Herkesin merak ve heyecanla beklediği Güç Yüzükleri dizisi sonunda izleyiciyle buluştu. İlk iki bölümünün aynı anda yayınlamasıyla, sizler için iki bölümü de inceledik. Sevgili okur, Orta Dünya’ya hoş geldin!
Dizi henüz yayınlanmadan önce diziyi daha iyi anlayabilmeniz açısından bilmeniz gerekenleri yazımızda derlemiştik. Gelin şimdi ilk iki bölüme ayrı ayrı olmak üzere beraber göz atalım.
1. Bölüm: Geçmişin Gölgesi
Öncelikle diziyi 5 yıldır bekleyen kesim için dizinin ilk 10 dakikası oldukça güzeldi diyebiliriz. Çünkü dizi bizi ölümsüz topraklarda, Valinor‘da karşılıyor. Galadriel‘in çocukluğunu ve ağabeyi Finrod ile olan ilişkisini görüyoruz. İlerleyen zamanlarda Galadriel’in hayatını tamamen değiştirecek konuşma da tam olarak bu sahnede gerçekleşiyor.
Finrod’un yürümesiyle ağaçları görmemiz ve arkada çalan müzik, kesinlikle tüyleri diken diken eden cinsten.

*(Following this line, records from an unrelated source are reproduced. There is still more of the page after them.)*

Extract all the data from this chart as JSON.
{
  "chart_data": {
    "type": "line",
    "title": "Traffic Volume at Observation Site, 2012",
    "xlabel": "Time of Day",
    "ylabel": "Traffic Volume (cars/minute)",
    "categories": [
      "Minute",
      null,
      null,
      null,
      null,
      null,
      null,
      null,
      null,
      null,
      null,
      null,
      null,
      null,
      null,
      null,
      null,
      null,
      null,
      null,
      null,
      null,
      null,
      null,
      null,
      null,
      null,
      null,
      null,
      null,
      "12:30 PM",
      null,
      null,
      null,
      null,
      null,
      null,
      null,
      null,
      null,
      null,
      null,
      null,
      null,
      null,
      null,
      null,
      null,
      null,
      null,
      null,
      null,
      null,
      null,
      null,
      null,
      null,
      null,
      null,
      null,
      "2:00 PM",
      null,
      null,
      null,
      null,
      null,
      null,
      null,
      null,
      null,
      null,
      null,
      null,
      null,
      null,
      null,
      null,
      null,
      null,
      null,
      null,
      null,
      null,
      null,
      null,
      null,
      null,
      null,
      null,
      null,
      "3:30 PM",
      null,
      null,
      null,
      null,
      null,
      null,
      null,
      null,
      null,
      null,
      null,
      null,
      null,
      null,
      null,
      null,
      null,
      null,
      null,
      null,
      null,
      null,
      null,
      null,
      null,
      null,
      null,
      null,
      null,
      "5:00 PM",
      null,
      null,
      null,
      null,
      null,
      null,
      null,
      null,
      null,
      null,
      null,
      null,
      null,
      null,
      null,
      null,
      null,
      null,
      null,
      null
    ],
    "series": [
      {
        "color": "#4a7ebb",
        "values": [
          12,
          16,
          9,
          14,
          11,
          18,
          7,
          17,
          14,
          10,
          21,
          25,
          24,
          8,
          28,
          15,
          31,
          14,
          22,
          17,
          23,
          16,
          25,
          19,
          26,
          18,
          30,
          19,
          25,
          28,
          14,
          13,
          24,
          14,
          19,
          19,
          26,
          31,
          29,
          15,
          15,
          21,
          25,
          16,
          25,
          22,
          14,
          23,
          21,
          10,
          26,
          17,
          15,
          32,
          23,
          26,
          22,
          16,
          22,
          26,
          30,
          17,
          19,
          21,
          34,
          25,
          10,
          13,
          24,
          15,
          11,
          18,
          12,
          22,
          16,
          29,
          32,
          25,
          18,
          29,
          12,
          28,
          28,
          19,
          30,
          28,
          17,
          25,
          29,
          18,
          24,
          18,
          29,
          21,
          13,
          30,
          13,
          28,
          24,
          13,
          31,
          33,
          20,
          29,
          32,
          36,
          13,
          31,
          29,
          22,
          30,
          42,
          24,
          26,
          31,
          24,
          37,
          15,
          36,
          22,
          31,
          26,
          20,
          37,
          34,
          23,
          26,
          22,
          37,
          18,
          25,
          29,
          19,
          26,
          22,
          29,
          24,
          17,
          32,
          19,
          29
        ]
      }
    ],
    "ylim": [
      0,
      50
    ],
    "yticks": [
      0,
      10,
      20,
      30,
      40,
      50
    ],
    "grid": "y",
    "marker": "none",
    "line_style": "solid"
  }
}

Comic-Con’dan yapılan sızıntıya göre zaten Morgoth‘un ağaçları yok ettiğini görmemiz mümkün görünüyordu ve dizinin ilk dakikalarında buna şahit oluyoruz. Hızlandırılmış bir şekilde Beleriand Savaşları‘nı ve Sauron‘u görüyoruz. Fragmalarda Feanor’un yeminini görebileceğimizi düşünmüştük ne yazık ki bu isteğimiz gerçekleşmedi.

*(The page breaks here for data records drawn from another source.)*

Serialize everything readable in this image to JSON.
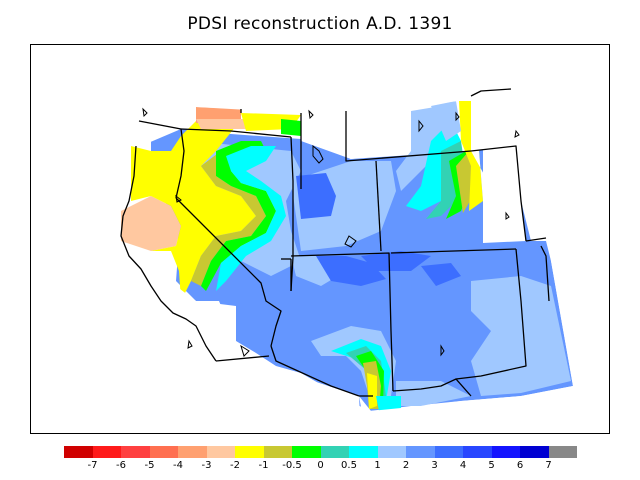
{
  "title": "PDSI reconstruction A.D. 1391",
  "legend": {
    "colors": [
      "#d00000",
      "#ff1a1a",
      "#ff4040",
      "#ff6f50",
      "#ffa070",
      "#ffc8a0",
      "#ffff00",
      "#c8c832",
      "#00ff00",
      "#32d2b4",
      "#00ffff",
      "#a0c8ff",
      "#6496ff",
      "#3c6eff",
      "#2846ff",
      "#1414ff",
      "#0000d2",
      "#888888"
    ],
    "labels": [
      "-7",
      "-6",
      "-5",
      "-4",
      "-3",
      "-2",
      "-1",
      "-0.5",
      "0",
      "0.5",
      "1",
      "2",
      "3",
      "4",
      "5",
      "6",
      "7"
    ]
  }
}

“Artık ölüme dair birçok kelime biliyoruz.”
Gördüğümüz en önemli şey ise Finrod’un ölümünün Galadriel’in dizideki karakter gelişimine nasıl katkı sağladığı. Zira fragmanlardan da tahmin ettiğimiz gibi, Morgoth yenildikten sonra kayıplara karışan Sauron‘u her yerde arıyor ve sonunda Forodwaith‘de bir ize rastlıyor.
Dizi görsel açıdan bizi öyle bir doyuruyor ki renklerin arasında kayboluyoruz adeta. Galadriel’in bir trol ile savaştığı sahne de oldukça epik bir görüntü sergiliyor.
Dizi ilerleyen dakikalarda bizi kılayaklarla baş başa bırakıyor. Hikayede büyük bir yer kaplayacağını düşündüğümüz Nori‘yi dışarıdaki dünyaya meraklı halde buluyoruz. Ayrıca Poppy ile arasında gördüğümüz enerji de bizlere Merry ve Pippin‘i andırmadı desek yalan olur!

Yüksek Elflerin başkenti olan Lindon ise oldukça güzel tasarlanmış ve bizlere adeta görsel bir şölen sunuyor. Elrond ve Galadriel’i oldukça yakın görüyoruz. Ancak çatıştıkları noktanın diziyi ilerleyen zamanlarda nasıl etkileyeceğini tahmin etmek o kadar da zor değil. Elrond Galadriel’i, Finrod’un ölümüyle çıktığı bu yoldan asla çevirmeyecek gibi görünüyor.

Galadriel’in Gil-Galad tarafından bizzat ödüllendirildiği sahne ise oldukça ilgi çekici. Zira Gil-Galad’a hayat veren aktör Benjamin Walker rolüne oldukça yakışmış görünüyor. Ayrıca Galadriel’in bakışlarında bir an için Cate Blanchett‘i gördüğümüze yemin edebiliriz!
Elrond’un karakter gelişimini de Gil-Galad doğrudan etkiliyor diyebiliriz. Çünkü dizide de göreceğiniz üzere kralını rol model olarak alıyor.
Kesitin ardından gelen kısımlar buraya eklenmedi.